The mode in which these poems were preserved has occasioned great controversy in modern times. Even if they were committed to writing by the poet himself, and were handed down to posterity in this manner, it is certain that they were rarely read. We must endeavour to realise the difference between ancient Greece and our own times. During the most flourishing period of Athenian literature manuscripts were indifferently written, without division into parts, and without marks of punctuation. They were scarce and costly, could be obtained only by the wealthy, and read only by those who had had considerable literary training. Under these circumstances the Greeks could never become a reading people; and thus the great mass even of the Athenians became acquainted with the productions of the leading poets of Greece only by hearing them recited at their solemn festivals and on other public occasions. This was more strikingly the case at an earlier period. The Iliad and the Odyssey were not read by individuals in private, but were sung or recited at festivals or to assembled companies. The bard originally sung his own lays to the accompaniment of his lyre. He was succeeded by a body of professional reciters, called Rhapsodists, who rehearsed the poems of others. and who appear at early times to have had exclusive possession of the Homeric poems. But in the seventh century before the Christian era literary culture began to prevail among the Greeks; and men of education and wealth were naturally desirous of obtaining copies of the great poet of the nation. From this cause copies came to be circulated among the Greeks; but most of them contained only separate portions of the poems, or single rhapsodes, as they were called. Pisistratus, the tyrant or despot of Athens, is said to have been the first person who collected and arranged the poems in their present form, in order that they might be recited at the great Panathenaic festival at Athens.
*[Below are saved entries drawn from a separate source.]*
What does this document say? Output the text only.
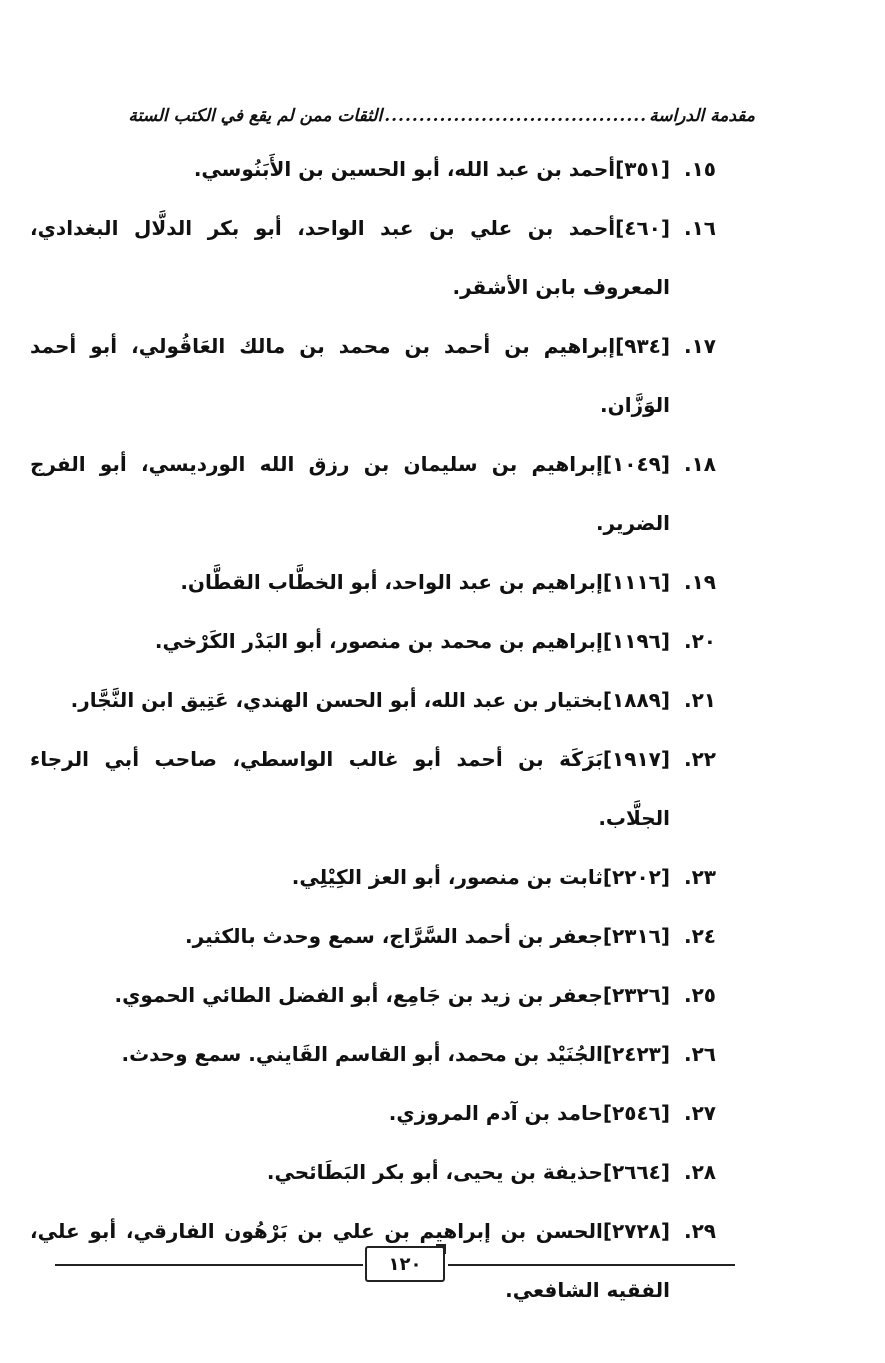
مقدمة الدراسة
......................................
الثقات ممن لم يقع في الكتب الستة
١٥.
[٣٥١]أحمد بن عبد الله، أبو الحسين بن الأَبَنُوسي.
١٦.
[٤٦٠]أحمد بن علي بن عبد الواحد، أبو بكر الدلَّال البغدادي، المعروف بابن الأشقر.
١٧.
[٩٣٤]إبراهيم بن أحمد بن محمد بن مالك العَاقُولي، أبو أحمد الوَزَّان.
١٨.
[١٠٤٩]إبراهيم بن سليمان بن رزق الله الورديسي، أبو الفرج الضرير.
١٩.
[١١١٦]إبراهيم بن عبد الواحد، أبو الخطَّاب القطَّان.
٢٠.
[١١٩٦]إبراهيم بن محمد بن منصور، أبو البَدْر الكَرْخي.
٢١.
[١٨٨٩]بختيار بن عبد الله، أبو الحسن الهندي، عَتِيق ابن النَّجَّار.
٢٢.
[١٩١٧]بَرَكَة بن أحمد أبو غالب الواسطي، صاحب أبي الرجاء الجلَّاب.
٢٣.
[٢٢٠٢]ثابت بن منصور، أبو العز الكِيْلِي.
٢٤.
[٢٣١٦]جعفر بن أحمد السَّرَّاج، سمع وحدث بالكثير.
٢٥.
[٢٣٢٦]جعفر بن زيد بن جَامِع، أبو الفضل الطائي الحموي.
٢٦.
[٢٤٢٣]الجُنَيْد بن محمد، أبو القاسم القَايني. سمع وحدث.
٢٧.
[٢٥٤٦]حامد بن آدم المروزي.
٢٨.
[٢٦٦٤]حذيفة بن يحيى، أبو بكر البَطَائحي.
٢٩.
[٢٧٢٨]الحسن بن إبراهيم بن علي بن بَرْهُون الفارقي، أبو علي، الفقيه الشافعي.
١٢٠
Three works have come down to us bearing the name of Hesiod - the 'Works and Days,' the 'Theogony,' and a description of the 'Shield of Hercules.' Many ancient critics believed the 'Works and Days' to be the only genuine work of Hesiod, and their opinion has been adopted by most modern scholars. We learn from this work that Hesiod was a native of Ascra, a village at the foot of Mount Helicon, to which his father had migrated from the AEolian Cyme in Asia Minor. He further tells us that he gained the prize at Chalcis in a poetical contest; and that he was robbed of a fair share of his heritage by the unrighteous decision of judges who had been bribed by his brother Perses. The latter became afterwards reduced in circumstances, and applied to his brother for relief; and it is to him that Hesiod addresses his didactic poem of the 'Works and Days,' in which he lays down various moral and social maxims for the regulation of his conduct and his life. It contains an interesting representation of the feelings, habits, and superstitions of the rural population of Greece in the earlier ages. Respecting the date of Hesiod nothing certain can be affirmed. Modern writers usually suppose him to have flourished two or three generations later than Homer.